Don Pasquale, Gaetano Donizetti. Cinéma Rivoli, Carpentras (84). Opéra sur grand écran, en différé du Royal Opera House de Londres.
Mise en scène, Damiano Michieletto. Direction, Evelino Pido.
Bryn Terfel, Don Pasquale. Mariusz Kwiecien, Dr Malatesta, ami de Don Pasquale. Ioan Hotea, Ernesto, neveu de Don Pasquale. Olga Peretyatko, Norina, jeune veuve.
Une vedette de premier choix, Bryn Terfel, un habitué du R.O.H. que l’on a pu applaudir également en 2017 en récital aux Chorégies d’Orange, est en tête de la distribution du Don Pasquale de Donizetti, dans une production fort réjouissante de Damiano Micheletto, reprise de la saison dernière.
C’est une production fort divertissante qui a été offerte en différé dans 1.075 salles de cinéma, dans 25 pays du monde et en 9 langues.
Cette mise en scène de Damiano Michieletto, coproduction de Royal Opera House et de l’Opéra de Paris, a été créée à Paris en 2018 (avec Florian Sempey et Nadine Sierra !), et reprise cette année pour sept représentations au R.O.H. – du 14 octobre au 2 novembre – dans une distribution maison ; donnée en direct dans certaines salles le 24 octobre 2019, et ce 26 novembre en différé.

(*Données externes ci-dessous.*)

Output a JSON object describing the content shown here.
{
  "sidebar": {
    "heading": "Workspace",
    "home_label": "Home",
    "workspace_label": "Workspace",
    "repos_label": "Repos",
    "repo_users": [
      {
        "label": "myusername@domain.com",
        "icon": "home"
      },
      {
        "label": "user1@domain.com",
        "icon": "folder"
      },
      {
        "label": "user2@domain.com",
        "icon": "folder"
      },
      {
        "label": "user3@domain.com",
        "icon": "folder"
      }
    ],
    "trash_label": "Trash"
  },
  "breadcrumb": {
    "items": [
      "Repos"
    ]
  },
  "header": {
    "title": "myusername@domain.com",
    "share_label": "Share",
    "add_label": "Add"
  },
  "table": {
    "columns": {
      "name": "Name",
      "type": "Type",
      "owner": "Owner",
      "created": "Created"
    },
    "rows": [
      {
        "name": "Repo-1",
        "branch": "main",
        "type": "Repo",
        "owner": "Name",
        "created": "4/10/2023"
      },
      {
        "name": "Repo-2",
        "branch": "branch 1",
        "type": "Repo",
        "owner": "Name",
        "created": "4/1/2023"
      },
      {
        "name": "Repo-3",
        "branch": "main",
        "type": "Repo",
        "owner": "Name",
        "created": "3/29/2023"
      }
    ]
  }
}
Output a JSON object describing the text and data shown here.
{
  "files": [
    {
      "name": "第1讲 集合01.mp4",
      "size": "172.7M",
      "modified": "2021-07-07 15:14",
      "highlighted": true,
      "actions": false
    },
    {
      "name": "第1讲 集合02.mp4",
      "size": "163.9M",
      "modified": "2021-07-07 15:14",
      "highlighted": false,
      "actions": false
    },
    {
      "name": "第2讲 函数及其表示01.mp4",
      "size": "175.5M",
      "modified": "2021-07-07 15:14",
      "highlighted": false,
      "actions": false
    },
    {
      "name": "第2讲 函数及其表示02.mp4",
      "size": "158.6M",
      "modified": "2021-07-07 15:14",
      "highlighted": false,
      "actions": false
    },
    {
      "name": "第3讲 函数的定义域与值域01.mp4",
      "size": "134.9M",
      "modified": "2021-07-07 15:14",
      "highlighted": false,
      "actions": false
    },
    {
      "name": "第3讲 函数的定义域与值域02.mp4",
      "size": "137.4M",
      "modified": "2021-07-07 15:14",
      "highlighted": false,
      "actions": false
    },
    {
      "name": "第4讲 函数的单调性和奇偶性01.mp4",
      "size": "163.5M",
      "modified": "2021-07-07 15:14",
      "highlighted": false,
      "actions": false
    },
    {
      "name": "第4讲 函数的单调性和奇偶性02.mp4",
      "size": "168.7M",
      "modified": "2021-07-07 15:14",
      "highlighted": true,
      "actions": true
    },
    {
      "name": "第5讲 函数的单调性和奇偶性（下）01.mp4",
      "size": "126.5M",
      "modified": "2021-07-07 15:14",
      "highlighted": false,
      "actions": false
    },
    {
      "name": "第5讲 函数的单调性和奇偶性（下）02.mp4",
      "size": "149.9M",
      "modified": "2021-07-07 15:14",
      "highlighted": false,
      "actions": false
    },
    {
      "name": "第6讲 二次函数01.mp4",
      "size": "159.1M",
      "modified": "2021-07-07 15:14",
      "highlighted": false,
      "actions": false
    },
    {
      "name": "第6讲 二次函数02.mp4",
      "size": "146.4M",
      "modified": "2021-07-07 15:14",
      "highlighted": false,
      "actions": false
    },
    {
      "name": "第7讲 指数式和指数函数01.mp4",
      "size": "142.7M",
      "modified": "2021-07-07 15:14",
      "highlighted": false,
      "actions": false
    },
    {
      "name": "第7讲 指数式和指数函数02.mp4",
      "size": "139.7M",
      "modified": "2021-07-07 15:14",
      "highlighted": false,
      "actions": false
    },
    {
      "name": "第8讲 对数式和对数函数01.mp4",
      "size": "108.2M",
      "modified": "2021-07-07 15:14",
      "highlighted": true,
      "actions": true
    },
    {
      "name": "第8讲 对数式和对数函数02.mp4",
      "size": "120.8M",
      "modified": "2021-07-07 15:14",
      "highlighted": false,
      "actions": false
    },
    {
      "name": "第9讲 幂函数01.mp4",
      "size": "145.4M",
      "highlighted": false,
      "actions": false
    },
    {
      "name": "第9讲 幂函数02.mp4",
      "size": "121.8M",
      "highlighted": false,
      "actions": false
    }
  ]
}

Cette histoire spirituelle et drôle repose sur le schéma classique du vieux barbon et de sa jeune épouse coquine qui le mène par le bout du nez… Entre comédie et tendresse.
Pourtant, le lever de rideau nous a fait craindre le pire : Bryn Terfel en robe de chambre et charentaises, au milieu de quelques meubles en formica… Et pour décor, des portes sans mur, des néons qui dessinent un contour de scène, et, au-dessus, une silhouette de toit avec cheminée ; dans le fond une voiture portant allègrement ses décennies. Pour les néons, pourquoi pas, même si cette mode a minima commence à perdre son originalité… Mais quelle lourdeur kitsch laisse entrevoir cette entrée en matière ! On craint le Don Giovanni des Chorégies 2019.
Eh bien non, la production est joyeuse, enlevée, légère et rapide, tourbillonnante comme la charmante Olga Peretyatko, au timbre joliment fruité, dans ce rôle bicéphale de jeune ingénue et d’épouse rouée ; elle est parfaite dans les deux costumes. Le toit et la scène tournent, en sens inverse, au rythme soutenu d’une baguette alerte. Le chef italien Evelino Pido, spécialiste de Bellini et Donizetti (dont un enregistrement remarqué de La Sonnabula avec Natalie Dessay chez EMI), après ses débuts au ROH en 1993, dirige à la Scala, à Vienne, Barcelone, au MET, se sent doublement « chez lui » dans Don Pasquale, et déroule un tapis de velours aux artistes sur scène.
Ioan Hotea (Ernesto, neveu de Don Pasquale), en jeune premier mal dégrossi, sait moduler avec une agilité déconcertante ses inflexions diverses de ténor en fonction des multiples situations qui s’enchaînent. Mariusz Kwiecien (Dr Malatesta), en factotum omniprésent, porte la duplicité au rang d’art éminemment sympathique.
Mais c’est Bryn Terfel qui domine sans conteste la production, une production qu’il juge – bonus des interviews en coulisse – « une bonne vidange pour le mécanisme vocal ».Une production qu’il domine sans pour autant l’écraser. Mieux, il la porte avec un plaisir non dissimulé et un talent de haut vol, vocal et scénique. Tour à tour ours mal léché, soupirant cocasse, mari dépassé, il se régale dans un jeu de scène étourdissant, toujours juste, toujours sur le fil du bon goût malgré le risque permanent du sur-jeu. Avec des mimiques que le caméraman se régale, lui, à saisir au vol.
Et le metteur en scène n’a pas boudé son plaisir non plus. Damiano Michieletto, né en 1975 à Venise, est artiste que l’on s’arrache : avec vingt-deux programmations en 2019 sur les grandes scènes du monde, et quatorze prévues en 2020 – même si la plupart sont des reprises -, il s’offre une belle visibilité, avec un regard délicieusement décoiffant. Et pour mieux signer la mise en perspective, le recul, la facétie, il fait appel tantôt à des enfants, tantôt à des marionnettes.
La captation cinématographique restitue allègrement le rythme soutenu de la production, et l’on regrette qu’il n’y ait pas davantage de mélomanes pour s’offrir Covent Garden au prix d’une place de cinéma ! (G.ad. Photos R.O.H. Photos salut G.ad.)